Ama Vali Bey nereden bilsin o bölgedeki sözde maneviyatçı hırgürü? Nereden bilsin o dergâhın tarihsel anlamını? O dergâhın hemen yakınında gencecik şehit Yıldırım Kemal’in ruhunun dolaştığını da bilmez ki Vali Bey!

Ve biliyorum ki, ben bunları yazdım diye yine “hedef” olacağım. Olsun varsın…

***

Çanakkale sadece 18 Mart değildir efendiler!

“Şu Boğaz Harbi nedir? Var mı ki dünyada eşi?

En kesif orduların yükleniyor dördü beşi,

-Tepeden yol bularak geçmek için Marmara’ya

Kaç donanmayla sarılmış ufacık bir karaya.”

Mehmet Âkif’ten güzel kim anlatabilir ki tüm Çanakkale Destanı’nı? Kaybettiğimiz 250 bin aslanı? Ama biz hâlâ Çanakkale Destanı'nı da hem devlet hem millet olarak bir güne sıkıştırdık, bitti.

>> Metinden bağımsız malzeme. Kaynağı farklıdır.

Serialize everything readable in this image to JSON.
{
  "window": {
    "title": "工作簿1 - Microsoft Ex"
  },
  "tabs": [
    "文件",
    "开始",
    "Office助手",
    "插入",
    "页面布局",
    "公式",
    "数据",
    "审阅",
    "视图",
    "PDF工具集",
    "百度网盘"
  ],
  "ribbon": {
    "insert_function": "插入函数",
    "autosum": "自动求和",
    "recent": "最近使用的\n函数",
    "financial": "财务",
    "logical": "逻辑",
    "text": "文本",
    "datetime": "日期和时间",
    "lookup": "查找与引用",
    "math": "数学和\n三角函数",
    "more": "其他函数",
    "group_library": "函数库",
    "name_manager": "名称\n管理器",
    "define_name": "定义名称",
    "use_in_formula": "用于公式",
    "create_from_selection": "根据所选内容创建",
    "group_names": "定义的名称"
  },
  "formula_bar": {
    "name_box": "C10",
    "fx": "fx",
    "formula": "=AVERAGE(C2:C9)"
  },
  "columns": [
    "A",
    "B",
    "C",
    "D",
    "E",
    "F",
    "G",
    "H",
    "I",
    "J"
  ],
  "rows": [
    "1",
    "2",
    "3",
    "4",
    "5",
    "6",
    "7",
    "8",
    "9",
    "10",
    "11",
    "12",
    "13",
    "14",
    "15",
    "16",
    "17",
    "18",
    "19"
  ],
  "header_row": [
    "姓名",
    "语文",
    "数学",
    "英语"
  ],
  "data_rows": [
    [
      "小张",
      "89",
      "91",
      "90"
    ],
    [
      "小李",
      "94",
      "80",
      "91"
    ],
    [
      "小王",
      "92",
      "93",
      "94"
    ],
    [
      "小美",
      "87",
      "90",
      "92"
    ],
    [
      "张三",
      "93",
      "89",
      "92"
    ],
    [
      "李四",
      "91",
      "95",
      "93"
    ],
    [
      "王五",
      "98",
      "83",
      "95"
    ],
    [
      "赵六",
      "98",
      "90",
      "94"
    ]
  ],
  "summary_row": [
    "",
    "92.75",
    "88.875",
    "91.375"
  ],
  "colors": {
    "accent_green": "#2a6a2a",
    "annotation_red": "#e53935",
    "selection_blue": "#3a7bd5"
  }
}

Oysa 7-8 Mart 1915’te Nusrat’ın döşediği mayınlarla kazandık 18 Mart 1915’i. Sonrasında 22 Nisan 1915’teki çıkarmayla başlayan kara savaşları, 9 Ocak 1916’da emperyalistlerin tamamen çekilmesiyle bitti. O muhteşem kara zaferleri, Mustafa Kemal’in dehâsı bile 18 Mart deniz zaferiyle bitirildi sanki.

Sadece yazık!

***

İki notum var

* Geçen hafta AK Parti Büyükşehir Meclis üyesi Hakan Yıldız’ı dinledim “Turuncu TV’de.” İzmir’in imar çalışmalarında kendince olması gerekenleri anlattı. Etkileyiciydi. Özellikle de kent merkezinin ağırlığını hafifletmek için, çevrede oluşturulacak uydu kentlerden bahsetti. Daha sonra yeniden yazacağım bu konuyu. Sevgili Hakan Yıldız’ı yıllardır tanırım ve sohbetini de beğenirim. Karşılaşınca ona da soracağım. Düşündüklerine itirazım yok ama neden hükümet İzmir’de konut yapmayı, seçkin müteahhitlerine bıraktı? İzmir ve çevresinde yapılan konutları, orta halli yurttaşlar alabilir mi? Mümkün değil. Demek ki sorum çok… Kendisinden cevap geleceğine de inanıyorum ama şimdi değil.

* Yücel Özen’in “gidişinin” yıl dönümüydü. O sıcakkanlı, saygılı, bilgili, yardımsever, aslan gibi ağabeyimin “gidişini” anıyorum rahmetle ve saygıyla. Ne yazık ki “boşluklar” artıyor. Yücel Özen’in yerini de doldurabilecek bir siyasetçiyi henüz tanımadım, tanıyacağımı da sanmıyorum. Nur içinde uyusun.